Fincher is at odds with House Republican leadership over his bill that would reauthorize the Ex-Im Bank for five years. (Bill Clark/CQ Roll Call File Photo)
Last year in this space, I wrote about House discharge petitions as “useful minority tools,” even though they seldom gain the requisite 218 signatures to force floor consideration of the targeted legislation. The subject of that column was the Democrats’ attempt to force consideration of a bill to raise the minimum wage to $10.10 an hour. That effort had stalled at 197 signatures (all Democrats) when the clock ran out on the 113th Congress.
In this Congress, a different phenomenon is unfolding: A discharge petition launched by 42 majority party members on Oct. 9 hit the 218 signature mark that same day, thanks to 176 Democratic co-signers. This year, the subject of the discharge petition is a five-year reauthorization of the Export-Import Bank. (On July 1, it lost its authority to make new loans to companies to finance the export of U.S. products abroad.)
The leader of the discharge effort is Rep. Stephen Fincher of Tennessee, a third-term Republican from Memphis who sits halfway down the roster of 34 Republicans on the Financial Services Committee to which his bill was referred. Fincher introduced his bill on Jan. 28, just 14 legislative days into the new Congress. He was joined by 61 co-sponsors — all but one of whom are Republicans, though only six sit on Financial Services. And therein lies the rub: The committee’s chairman, Rep. Jeb Hensarling of Texas vehemently opposes the bill, as does House Republican leadership.
Moreover, Senate Majority Leader Mitch McConnell opposes the bank. However, as part of a deal to pass Trade Promotion Authority, McConnell promised Ex-Im supporters a later floor vote on their issue. That promise was fulfilled when an amendment by Sen. Mark Kirk of Illinois extending the Ex-Im bank was added to the three-year highway funding reauthorization on July 27 by a vote of 64 to 29. The popular highway bill went on to pass by a comparable margin. Nevertheless, McConnell has since vowed he will not take up a separate Ex-Im bank bill, such as the Fincher measure.
What was especially adroit about the Fincher pincer was its orchestration to achieve victory on the same day the motion was filed. That precluded any attempts by GOP leaders to pressure Republican colleagues to remove their names from the petition. It was a done deal. But Fincher also had the foresight to file his motion on a special rule providing for consideration of his Ex-Im bill. That has two advantages. First, the effort cannot be halted if Financial Services subsequently reports the bill. You cannot discharge a bill from a committee once it has reported it.

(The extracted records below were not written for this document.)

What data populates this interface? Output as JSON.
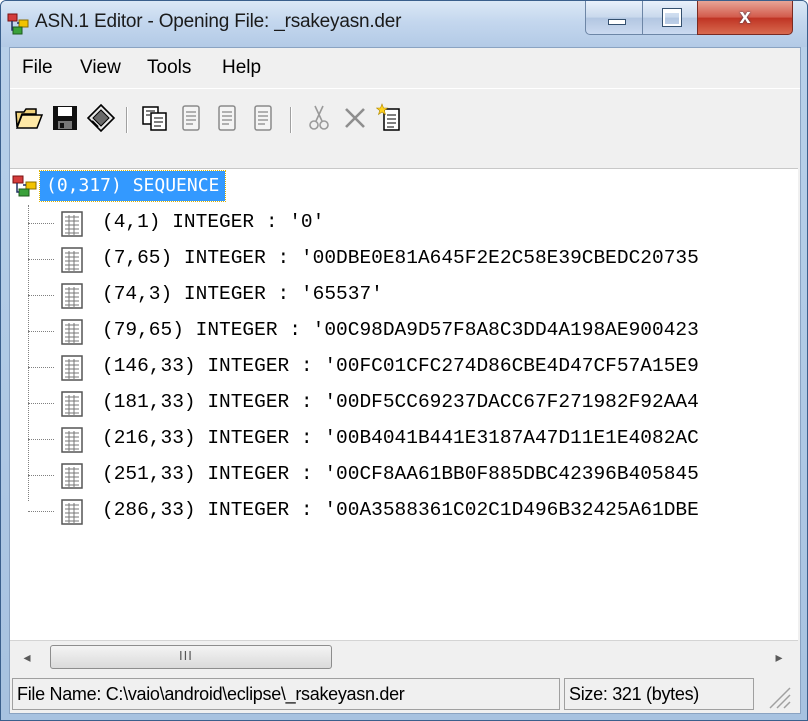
{
  "window": {
    "title": "ASN.1 Editor - Opening File: _rsakeyasn.der",
    "buttons": {
      "minimize": "minimize",
      "maximize": "maximize",
      "close": "x"
    }
  },
  "menu": [
    "File",
    "View",
    "Tools",
    "Help"
  ],
  "toolbar": [
    {
      "icon": "open-folder-icon",
      "enabled": true
    },
    {
      "icon": "save-disk-icon",
      "enabled": true
    },
    {
      "icon": "certificate-icon",
      "enabled": true
    },
    {
      "icon": "copy-icon",
      "enabled": true
    },
    {
      "icon": "document-icon",
      "enabled": false
    },
    {
      "icon": "document-icon",
      "enabled": false
    },
    {
      "icon": "document-icon",
      "enabled": false
    },
    {
      "icon": "cut-icon",
      "enabled": false
    },
    {
      "icon": "delete-icon",
      "enabled": false
    },
    {
      "icon": "new-node-icon",
      "enabled": true
    }
  ],
  "tree": {
    "root": "(0,317) SEQUENCE",
    "children": [
      "(4,1) INTEGER : '0'",
      "(7,65) INTEGER : '00DBE0E81A645F2E2C58E39CBEDC20735",
      "(74,3) INTEGER : '65537'",
      "(79,65) INTEGER : '00C98DA9D57F8A8C3DD4A198AE900423",
      "(146,33) INTEGER : '00FC01CFC274D86CBE4D47CF57A15E9",
      "(181,33) INTEGER : '00DF5CC69237DACC67F271982F92AA4",
      "(216,33) INTEGER : '00B4041B441E3187A47D11E1E4082AC",
      "(251,33) INTEGER : '00CF8AA61BB0F885DBC42396B405845",
      "(286,33) INTEGER : '00A3588361C02C1D496B32425A61DBE"
    ]
  },
  "scrollbar": {
    "left_arrow": "◂",
    "right_arrow": "▸",
    "grip": "III"
  },
  "status": {
    "file_name": "File Name: C:\\vaio\\android\\eclipse\\_rsakeyasn.der",
    "size": "Size: 321 (bytes)"
  }
}
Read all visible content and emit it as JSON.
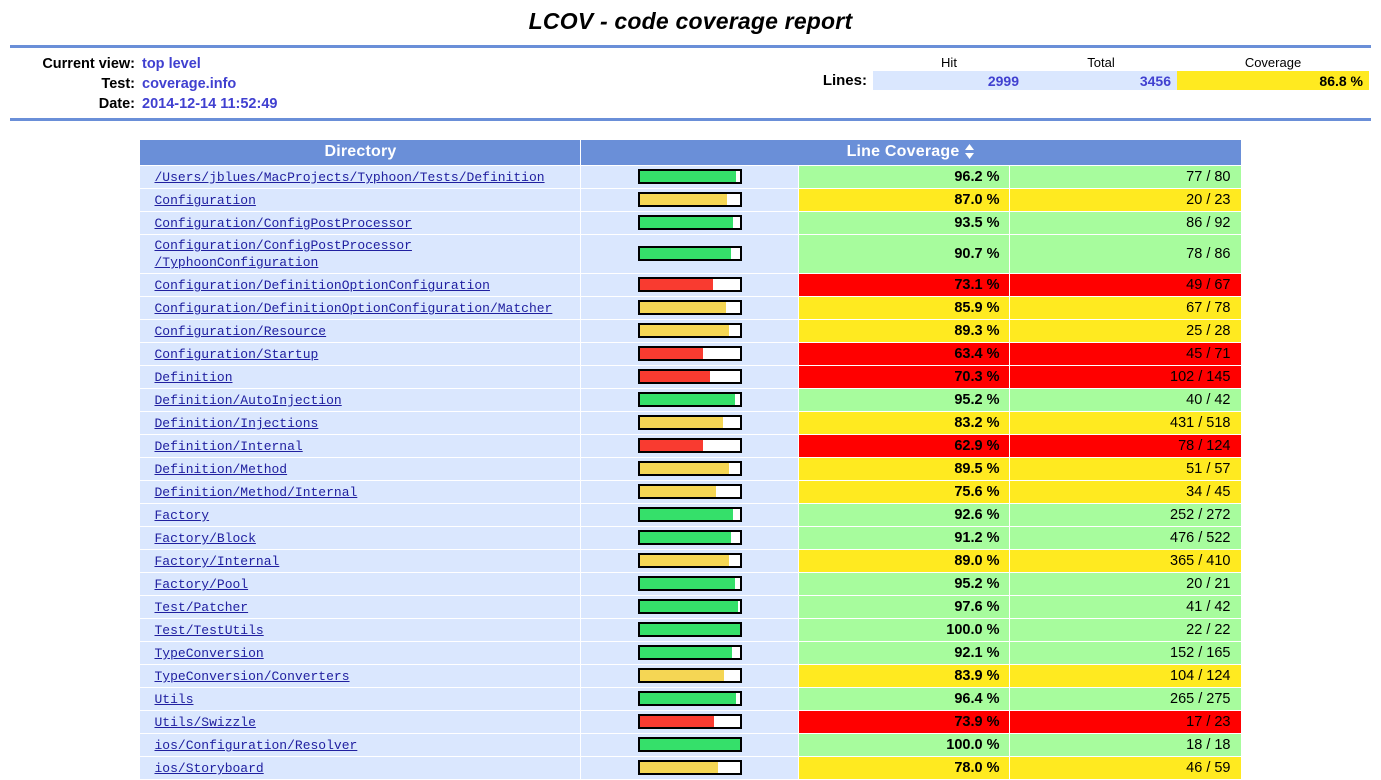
{
  "title": "LCOV - code coverage report",
  "info": {
    "rows": [
      {
        "label": "Current view:",
        "value": "top level"
      },
      {
        "label": "Test:",
        "value": "coverage.info"
      },
      {
        "label": "Date:",
        "value": "2014-12-14 11:52:49"
      }
    ],
    "summary": {
      "headers": {
        "hit": "Hit",
        "total": "Total",
        "coverage": "Coverage"
      },
      "row_label": "Lines:",
      "hit": "2999",
      "total": "3456",
      "coverage": "86.8 %"
    }
  },
  "table": {
    "headers": {
      "directory": "Directory",
      "coverage": "Line Coverage"
    },
    "sort_icon": "sort-updown-icon",
    "rows": [
      {
        "dir": "/Users/jblues/MacProjects/Typhoon/Tests/Definition",
        "pct": "96.2 %",
        "ratio": "77 / 80",
        "fill": 96.2,
        "level": "hi"
      },
      {
        "dir": "Configuration",
        "pct": "87.0 %",
        "ratio": "20 / 23",
        "fill": 87.0,
        "level": "med"
      },
      {
        "dir": "Configuration/ConfigPostProcessor",
        "pct": "93.5 %",
        "ratio": "86 / 92",
        "fill": 93.5,
        "level": "hi"
      },
      {
        "dir": "Configuration/ConfigPostProcessor\n/TyphoonConfiguration",
        "pct": "90.7 %",
        "ratio": "78 / 86",
        "fill": 90.7,
        "level": "hi"
      },
      {
        "dir": "Configuration/DefinitionOptionConfiguration",
        "pct": "73.1 %",
        "ratio": "49 / 67",
        "fill": 73.1,
        "level": "lo"
      },
      {
        "dir": "Configuration/DefinitionOptionConfiguration/Matcher",
        "pct": "85.9 %",
        "ratio": "67 / 78",
        "fill": 85.9,
        "level": "med"
      },
      {
        "dir": "Configuration/Resource",
        "pct": "89.3 %",
        "ratio": "25 / 28",
        "fill": 89.3,
        "level": "med"
      },
      {
        "dir": "Configuration/Startup",
        "pct": "63.4 %",
        "ratio": "45 / 71",
        "fill": 63.4,
        "level": "lo"
      },
      {
        "dir": "Definition",
        "pct": "70.3 %",
        "ratio": "102 / 145",
        "fill": 70.3,
        "level": "lo"
      },
      {
        "dir": "Definition/AutoInjection",
        "pct": "95.2 %",
        "ratio": "40 / 42",
        "fill": 95.2,
        "level": "hi"
      },
      {
        "dir": "Definition/Injections",
        "pct": "83.2 %",
        "ratio": "431 / 518",
        "fill": 83.2,
        "level": "med"
      },
      {
        "dir": "Definition/Internal",
        "pct": "62.9 %",
        "ratio": "78 / 124",
        "fill": 62.9,
        "level": "lo"
      },
      {
        "dir": "Definition/Method",
        "pct": "89.5 %",
        "ratio": "51 / 57",
        "fill": 89.5,
        "level": "med"
      },
      {
        "dir": "Definition/Method/Internal",
        "pct": "75.6 %",
        "ratio": "34 / 45",
        "fill": 75.6,
        "level": "med"
      },
      {
        "dir": "Factory",
        "pct": "92.6 %",
        "ratio": "252 / 272",
        "fill": 92.6,
        "level": "hi"
      },
      {
        "dir": "Factory/Block",
        "pct": "91.2 %",
        "ratio": "476 / 522",
        "fill": 91.2,
        "level": "hi"
      },
      {
        "dir": "Factory/Internal",
        "pct": "89.0 %",
        "ratio": "365 / 410",
        "fill": 89.0,
        "level": "med"
      },
      {
        "dir": "Factory/Pool",
        "pct": "95.2 %",
        "ratio": "20 / 21",
        "fill": 95.2,
        "level": "hi"
      },
      {
        "dir": "Test/Patcher",
        "pct": "97.6 %",
        "ratio": "41 / 42",
        "fill": 97.6,
        "level": "hi"
      },
      {
        "dir": "Test/TestUtils",
        "pct": "100.0 %",
        "ratio": "22 / 22",
        "fill": 100.0,
        "level": "hi"
      },
      {
        "dir": "TypeConversion",
        "pct": "92.1 %",
        "ratio": "152 / 165",
        "fill": 92.1,
        "level": "hi"
      },
      {
        "dir": "TypeConversion/Converters",
        "pct": "83.9 %",
        "ratio": "104 / 124",
        "fill": 83.9,
        "level": "med"
      },
      {
        "dir": "Utils",
        "pct": "96.4 %",
        "ratio": "265 / 275",
        "fill": 96.4,
        "level": "hi"
      },
      {
        "dir": "Utils/Swizzle",
        "pct": "73.9 %",
        "ratio": "17 / 23",
        "fill": 73.9,
        "level": "lo"
      },
      {
        "dir": "ios/Configuration/Resolver",
        "pct": "100.0 %",
        "ratio": "18 / 18",
        "fill": 100.0,
        "level": "hi"
      },
      {
        "dir": "ios/Storyboard",
        "pct": "78.0 %",
        "ratio": "46 / 59",
        "fill": 78.0,
        "level": "med"
      }
    ]
  }
}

Secondly, the special rule provides for tight consideration: It self-executes the adoption of language from a substitute bill Fincher introduced in September that brings it into line with the Senate-passed language. And the rule prohibits any amendments. An open rule could have subjected the measure to a filibuster by amendment. The rule does preserve the right to offer a motion to recommit, with or without instructions (a final amendment). Whether Democrats should qualify to offer a final amendment in a motion to recommit is a morally murky question given their support for the bill. However, they are still entitled under the rules to do so as the minority party so long as the person offering the motion affirms opposition to the measure.

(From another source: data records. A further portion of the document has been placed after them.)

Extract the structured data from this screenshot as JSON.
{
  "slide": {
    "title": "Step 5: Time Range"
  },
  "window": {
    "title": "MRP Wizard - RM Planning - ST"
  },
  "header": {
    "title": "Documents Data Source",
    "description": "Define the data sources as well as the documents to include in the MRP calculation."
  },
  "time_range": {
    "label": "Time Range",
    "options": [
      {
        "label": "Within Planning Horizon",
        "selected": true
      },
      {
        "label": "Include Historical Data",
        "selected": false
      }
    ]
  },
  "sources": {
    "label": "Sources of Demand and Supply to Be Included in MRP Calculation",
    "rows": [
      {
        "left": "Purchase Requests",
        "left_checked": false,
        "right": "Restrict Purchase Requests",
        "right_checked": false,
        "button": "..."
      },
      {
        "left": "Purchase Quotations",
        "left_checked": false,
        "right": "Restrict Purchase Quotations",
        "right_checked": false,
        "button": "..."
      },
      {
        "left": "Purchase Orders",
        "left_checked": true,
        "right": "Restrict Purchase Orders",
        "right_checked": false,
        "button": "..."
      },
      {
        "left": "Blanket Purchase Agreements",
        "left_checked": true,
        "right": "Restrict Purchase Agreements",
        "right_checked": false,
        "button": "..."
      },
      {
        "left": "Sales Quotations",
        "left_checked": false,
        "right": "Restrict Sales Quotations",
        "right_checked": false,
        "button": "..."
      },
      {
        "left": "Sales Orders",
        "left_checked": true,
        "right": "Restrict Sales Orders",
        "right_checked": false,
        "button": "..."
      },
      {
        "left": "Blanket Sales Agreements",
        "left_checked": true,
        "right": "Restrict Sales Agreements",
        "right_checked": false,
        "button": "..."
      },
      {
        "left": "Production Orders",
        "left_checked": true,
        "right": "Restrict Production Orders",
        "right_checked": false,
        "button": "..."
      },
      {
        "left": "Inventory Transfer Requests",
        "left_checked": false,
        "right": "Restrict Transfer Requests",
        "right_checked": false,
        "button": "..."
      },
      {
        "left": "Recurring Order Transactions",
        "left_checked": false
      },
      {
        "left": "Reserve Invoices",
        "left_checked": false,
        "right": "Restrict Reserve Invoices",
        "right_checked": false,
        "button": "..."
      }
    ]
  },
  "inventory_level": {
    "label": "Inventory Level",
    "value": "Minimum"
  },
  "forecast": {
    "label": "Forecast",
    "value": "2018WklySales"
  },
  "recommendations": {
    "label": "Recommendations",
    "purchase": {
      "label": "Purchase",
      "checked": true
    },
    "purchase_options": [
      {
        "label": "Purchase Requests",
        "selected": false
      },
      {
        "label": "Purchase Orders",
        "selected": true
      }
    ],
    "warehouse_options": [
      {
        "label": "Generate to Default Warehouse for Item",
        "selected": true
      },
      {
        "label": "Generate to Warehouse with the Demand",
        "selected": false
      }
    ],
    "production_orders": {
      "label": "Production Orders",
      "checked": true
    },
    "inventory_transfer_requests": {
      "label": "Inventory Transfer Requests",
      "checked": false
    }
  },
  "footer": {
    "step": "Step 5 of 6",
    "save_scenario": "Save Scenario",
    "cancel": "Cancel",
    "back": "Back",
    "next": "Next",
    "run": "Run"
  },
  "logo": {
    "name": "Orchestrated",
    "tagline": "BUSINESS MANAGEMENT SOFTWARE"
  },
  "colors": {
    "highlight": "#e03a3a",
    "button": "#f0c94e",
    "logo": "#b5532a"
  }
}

Under the discharge rule, the motion is eligible for consideration on the second or fourth Monday of the month after it has been pending on the discharge calendar for seven legislative days. In this case, that date fell on Oct. 26. Suffice to say, the House Freedom Caucus, which opposes the Ex-Im Bank, is not happy about the quickie bank job pulled by another 40-something member rump group inside the GOP conference. Nevertheless, the development has sparked an interesting internal debate about the founders’ notion of majority rule in a democratic republic.
Correction 8:35 p.m.
A previous version of this column misstated the day on which the discharge motion would be called up.
Don Wolfensberger is a resident scholar at the Bipartisan Policy Center, a congressional fellow at the Woodrow Wilson Center and former staff director of the House Rules Committee.